Senior Judge of the Superior Court of the District of Columbia
- Incumbent
- Assumed office March 22, 2024

Associate Judge of the Superior Court of the District of Columbia
- In office October 27, 2006 – March 22, 2024
- President: George W. Bush
- Preceded by: Steffen W. Graae
- Succeeded by: vacant

Personal details
- Born: Jennifer Mary Anderson May 28, 1959 (age 66) Dublin, Ireland
- Education: Mount St. Mary's College (BA) Catholic University of America (JD)

= Jennifer M. Anderson =

American judge (born 1959)

Jennifer Mary Anderson (born May 28, 1959) is an Irish-American jurist who is a senior associate judge on the Superior Court of the District of Columbia.

== Education and career ==
Anderson earned her Bachelor of Arts, magna cum laude, from Mount St. Mary's College in 1981, and her Juris Doctor from Columbus School of Law in 1984.
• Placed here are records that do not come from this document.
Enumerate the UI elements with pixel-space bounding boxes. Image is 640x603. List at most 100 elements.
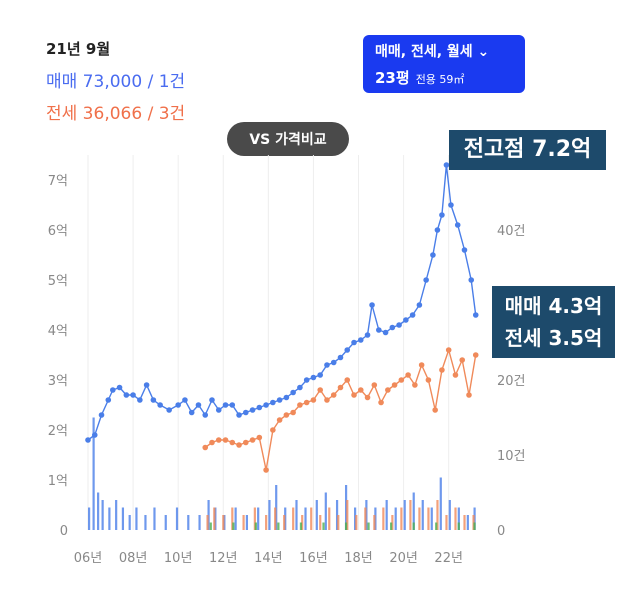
jeonse-price-point	[357, 387, 364, 393]
jeonse-price-point	[364, 394, 371, 401]
jeonse-volume-bar	[206, 515, 209, 530]
monthly-volume-bar	[344, 522, 348, 530]
filter-dropdown[interactable]: 매매, 전세, 월세 ⌄ 23평 전용 59㎡	[363, 35, 525, 93]
trade-price-point	[351, 339, 357, 346]
jeonse-volume-bar	[409, 500, 412, 530]
jeonse-price-point	[439, 367, 445, 373]
jeonse-price-point	[317, 387, 323, 393]
trade-price-point	[290, 389, 296, 396]
trade-volume-bar	[128, 515, 131, 530]
trade-volume-bar	[344, 485, 348, 530]
trade-price-point	[283, 394, 290, 401]
trade-price-point	[270, 399, 276, 406]
trade-volume-bar	[385, 500, 388, 530]
monthly-volume-bar	[254, 522, 257, 530]
jeonse-volume-bar	[418, 507, 421, 530]
trade-volume-bar	[175, 507, 179, 530]
trade-price-point	[182, 397, 188, 403]
latest-jeonse-label: 전세 3.5억	[504, 326, 603, 350]
y-left-tick-label: 4억	[48, 324, 68, 339]
jeonse-summary: 전세 36,066 / 3건	[46, 104, 186, 124]
trade-price-point	[389, 324, 396, 331]
jeonse-volume-bar	[373, 515, 376, 530]
period-label: 21년 9월	[46, 40, 111, 58]
jeonse-price-point	[472, 352, 479, 358]
vs-compare-button[interactable]: VS 가격비교	[227, 122, 349, 156]
jeonse-price-point	[270, 427, 276, 433]
trade-price-point	[310, 374, 317, 381]
trade-volume-bar	[412, 492, 415, 530]
jeonse-price-point	[303, 399, 310, 406]
filter-size: 23평	[375, 69, 410, 87]
trade-price-point	[215, 407, 222, 413]
monthly-volume-bar	[457, 522, 460, 530]
jeonse-volume-bar	[213, 507, 216, 530]
trade-price-point	[150, 397, 157, 403]
trade-price-point	[195, 402, 202, 408]
trade-volume-bar	[304, 507, 307, 530]
jeonse-price-point	[256, 434, 263, 441]
jeonse-price-point	[209, 439, 215, 446]
trade-volume-bar	[403, 500, 406, 530]
peak-callout: 전고점 7.2억	[449, 130, 606, 170]
jeonse-volume-bar	[400, 507, 403, 530]
x-tick-label: 22년	[434, 551, 463, 566]
jeonse-price-point	[202, 444, 209, 451]
monthly-volume-bar	[299, 522, 303, 530]
trade-price-point	[396, 322, 402, 328]
jeonse-volume-bar	[231, 507, 234, 530]
trade-volume-bar	[324, 492, 327, 530]
trade-price-point	[317, 372, 323, 378]
jeonse-volume-bar	[391, 515, 394, 530]
trade-price-point	[222, 402, 229, 408]
jeonse-price-point	[432, 407, 438, 413]
jeonse-price-point	[385, 387, 391, 393]
trade-price-point	[448, 202, 454, 208]
trade-volume-bar	[97, 492, 100, 530]
trade-volume-bar	[295, 500, 298, 530]
trade-price-point	[109, 387, 116, 393]
trade-price-point	[472, 312, 479, 318]
trade-price-point	[443, 162, 450, 168]
trade-price-point	[130, 392, 136, 398]
filter-area: 전용 59㎡	[415, 73, 465, 86]
trade-volume-bar	[394, 507, 397, 530]
jeonse-price-point	[378, 399, 384, 406]
jeonse-volume-bar	[436, 500, 439, 530]
jeonse-volume-bar	[355, 515, 358, 530]
jeonse-volume-bar	[292, 507, 295, 530]
trade-volume-bar	[153, 507, 156, 530]
jeonse-volume-bar	[310, 507, 313, 530]
trade-volume-bar	[257, 507, 260, 530]
monthly-volume-bar	[390, 522, 393, 530]
trade-volume-bar	[187, 515, 190, 530]
jeonse-volume-bar	[445, 515, 448, 530]
jeonse-price-point	[412, 382, 418, 388]
jeonse-price-point	[445, 347, 452, 353]
jeonse-price-point	[263, 467, 269, 473]
trade-price-point	[229, 402, 236, 408]
latest-callout: 매매 4.3억 전세 3.5억	[492, 286, 615, 358]
trade-price-point	[364, 332, 371, 338]
jeonse-price-point	[452, 372, 459, 378]
jeonse-volume-bar	[364, 507, 367, 530]
trade-volume-bar	[335, 500, 339, 530]
monthly-volume-bar	[367, 522, 370, 530]
monthly-volume-bar	[277, 522, 280, 530]
trade-price-point	[423, 277, 429, 283]
x-tick-label: 10년	[164, 551, 193, 566]
monthly-volume-bar	[435, 522, 438, 530]
trade-price-point	[157, 402, 163, 408]
trade-price-point	[91, 432, 98, 438]
trade-price-point	[85, 437, 91, 443]
x-tick-label: 08년	[119, 551, 148, 566]
y-left-tick-label: 5억	[48, 274, 68, 289]
trade-volume-bar	[234, 507, 237, 530]
trade-price-point	[324, 362, 330, 368]
trade-price-point	[123, 392, 130, 398]
jeonse-volume-bar	[253, 507, 256, 530]
latest-trade-label: 매매 4.3억	[504, 294, 603, 318]
trade-price-point	[409, 312, 416, 318]
trade-price-point	[376, 327, 382, 333]
jeonse-volume-bar	[346, 500, 349, 530]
After graduating, she joined Cadwalader, Wickersham & Taft as an associate. In 1991 she became an assistant at the U.S. Attorney's Office in the District of Columbia.

=== D.C. Superior Court ===
On November 16, 2004, President George W. Bush nominated her to be an associate judge of the Superior Court of the District of Columbia. Her nomination expired on December 8, 2004, with the end of the 108th United States Congress.

President George W. Bush renominated her on February 14, 2005, to a 15-year term as an associate judge of the Superior Court of the District of Columbia to the seat vacated by Judge Steffen W. Graae. On July 11, 2006, the Senate Committee on Homeland Security and Governmental Affairs held a hearing on her nomination. On July 27, 2006, the committee reported her nomination favorably to the senate floor. On August 3, 2006, the full Senate confirmed her nomination by voice vote. She was sworn in on October 27, 2006.

Anderson assumed senior status on March 22, 2024.

== Personal life ==
Anderson was born in Dublin, Ireland; her family later immigrated in 1967 to the United States and settled in Baltimore, Maryland.